Republican lawmakers in Kentucky moved on Wednesday to pass House Bill 451, which would expand the power of Kentucky’s attorney general to seek civil and criminal penalties for violations relating to abortions and abortion facilities. The move places the bill in the hands of Governor Andy Beshear, the state’s new Democratic governor.
Under current Kentucky law, the attorney general needs authorization from the state Cabinet for Health and Family services before taking civil or criminal action against abortion facilities. If passed, the proposed measure would give the attorney general independent authority on those matters. Kentucky’s governor now has to decide if he will veto the bill, keeping the regulatory authority of abortion facilities in his own administration’s hands.
The bill joins another anti-abortion measure that has been passed by the Kentucky House recently.
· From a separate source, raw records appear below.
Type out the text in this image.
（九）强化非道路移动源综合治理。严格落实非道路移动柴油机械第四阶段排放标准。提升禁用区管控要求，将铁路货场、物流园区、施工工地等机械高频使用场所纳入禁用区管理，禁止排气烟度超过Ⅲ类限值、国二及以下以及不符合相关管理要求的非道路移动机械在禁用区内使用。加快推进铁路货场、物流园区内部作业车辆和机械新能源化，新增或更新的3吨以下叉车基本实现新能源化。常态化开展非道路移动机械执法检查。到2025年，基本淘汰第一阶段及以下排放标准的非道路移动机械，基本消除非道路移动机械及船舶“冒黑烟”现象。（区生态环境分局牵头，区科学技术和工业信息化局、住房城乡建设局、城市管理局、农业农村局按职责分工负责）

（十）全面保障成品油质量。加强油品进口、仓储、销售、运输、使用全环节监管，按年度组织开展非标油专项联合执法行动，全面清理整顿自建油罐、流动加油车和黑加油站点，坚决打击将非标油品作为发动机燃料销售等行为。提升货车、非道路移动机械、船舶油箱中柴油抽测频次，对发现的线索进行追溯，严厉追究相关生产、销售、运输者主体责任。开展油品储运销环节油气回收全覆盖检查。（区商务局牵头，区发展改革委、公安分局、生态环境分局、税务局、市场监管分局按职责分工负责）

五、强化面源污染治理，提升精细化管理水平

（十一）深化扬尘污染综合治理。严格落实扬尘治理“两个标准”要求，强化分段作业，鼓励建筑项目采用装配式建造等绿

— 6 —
In late March, abortion opponents in the Kentucky House passed House Bill 67. If approved, the law would amend the state’s constitution to read, “to protect human life, nothing in this Constitution shall be construed to secure or protect a right to abortion or to require the funding of abortion.”
Planned Parenthood of Indiana and Kentucky condemned the anti-abortion actions of the Kentucky legislators, expressing that the bills passed by the House “have one goal in mind: to bring a direct challenge to Roe v. Wade to the Supreme Court, and make abortion inaccessible in Kentucky.” The statement pointed out that the legislation will affect more than half of Kentucky’s population and could restrict access to abortion care even in case of rape or incest.